“I always liked [Nugent-Hopkins], and coaching against him you could tell he was a really smart player,” Oilers head coach Dave Tippett, who went up against Nugent-Hopkins and the Oilers often during his time coaching the Arizona Coyotes, said Monday during an interview on Hockey Central. “My first experience with him was at the World Cup [in 2016] on the Under-23 team that I was coaching. I knew he was a good player, but I was running the penalty kill on that team and he was one of the guys we were using and you’d find how really smart he is.”
This year, Tippett and general manager Ken Holland learned just how versatile he is, too. Faced with the task of splitting up the dynamic duo of Connor McDavid and Draisaitl, Tippett shifted his third centreman, who he called “a great complement player,” over to the wing where he has excelled beside Draisaitl and opposite Yamamoto.
“When I first took the job in Edmonton, Ken Holland and I talked a lot about trying to split up the big two there — but then where does Nuge fit?” explained Tippett of the decision. “You know, you’re trying different things. Nuge was battling a wrist injury most of the year, too, early in the year, that he was struggling with. So he was struggling on some face-offs. It got to the point where we just said, we’re gonna split the two big guys up and we put Nuge and Yamamoto and Draisaitl together and boy, they took off.”
Through 65 games at the time of the NHL’s hiatus, Nugent-Hopkins had tallied 22 goals and 61 points, putting him on pace for the most productive season of his career. His linemates have also been lights out — Draisaitl leads the league in points with 110 and Yamamoto has proven he belong with the big club as he’s scoring at nearly a point-per-game pace through 27 games.
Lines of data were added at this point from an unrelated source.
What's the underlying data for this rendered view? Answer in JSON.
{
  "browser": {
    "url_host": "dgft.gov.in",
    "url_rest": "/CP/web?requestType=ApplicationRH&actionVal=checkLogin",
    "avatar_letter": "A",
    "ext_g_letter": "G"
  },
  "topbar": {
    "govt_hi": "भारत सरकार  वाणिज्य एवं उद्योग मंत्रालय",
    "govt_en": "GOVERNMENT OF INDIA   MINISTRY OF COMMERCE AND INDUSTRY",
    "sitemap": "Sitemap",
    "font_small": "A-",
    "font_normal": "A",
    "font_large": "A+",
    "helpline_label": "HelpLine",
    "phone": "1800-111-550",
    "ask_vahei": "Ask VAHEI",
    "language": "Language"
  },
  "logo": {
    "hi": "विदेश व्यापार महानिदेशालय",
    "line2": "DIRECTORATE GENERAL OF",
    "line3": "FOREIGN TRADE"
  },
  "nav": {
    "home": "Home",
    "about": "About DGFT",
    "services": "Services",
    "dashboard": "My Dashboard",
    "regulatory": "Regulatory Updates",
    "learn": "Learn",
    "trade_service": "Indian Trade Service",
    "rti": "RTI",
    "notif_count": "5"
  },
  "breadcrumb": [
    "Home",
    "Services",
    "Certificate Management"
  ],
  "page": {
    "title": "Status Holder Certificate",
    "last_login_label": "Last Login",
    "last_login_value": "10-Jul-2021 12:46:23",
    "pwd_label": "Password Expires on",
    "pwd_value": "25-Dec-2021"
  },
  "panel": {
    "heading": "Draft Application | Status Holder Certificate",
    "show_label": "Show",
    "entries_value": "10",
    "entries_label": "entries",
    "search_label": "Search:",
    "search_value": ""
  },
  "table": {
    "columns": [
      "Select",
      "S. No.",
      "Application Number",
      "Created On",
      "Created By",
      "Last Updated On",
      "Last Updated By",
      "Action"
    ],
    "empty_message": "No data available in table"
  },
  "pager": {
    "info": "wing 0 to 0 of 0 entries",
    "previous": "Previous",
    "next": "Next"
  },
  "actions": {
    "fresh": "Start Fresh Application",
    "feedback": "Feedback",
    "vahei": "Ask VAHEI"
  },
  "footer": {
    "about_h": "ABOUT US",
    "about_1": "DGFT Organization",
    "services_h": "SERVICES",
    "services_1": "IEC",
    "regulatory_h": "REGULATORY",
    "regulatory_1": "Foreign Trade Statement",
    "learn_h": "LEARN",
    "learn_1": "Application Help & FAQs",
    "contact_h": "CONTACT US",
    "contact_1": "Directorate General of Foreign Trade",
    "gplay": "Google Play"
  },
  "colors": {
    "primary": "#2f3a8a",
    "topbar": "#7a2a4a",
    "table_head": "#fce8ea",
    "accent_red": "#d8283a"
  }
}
“The thing about Nuge, it’s just he’s so smart. He’s got great skill, great anticipation, reads off people,” said Tippett. “Draisaitl and Yamamoto, they can drive a line, but Nuge was really the glue in there that really kept things together. I’ve got a real renewed respect for him because you watch him from afar and you like him but when a coach watches as much video as we do and see what he does game-in, game-out, you get a real respect for him. He’s a really good player. And a good person.”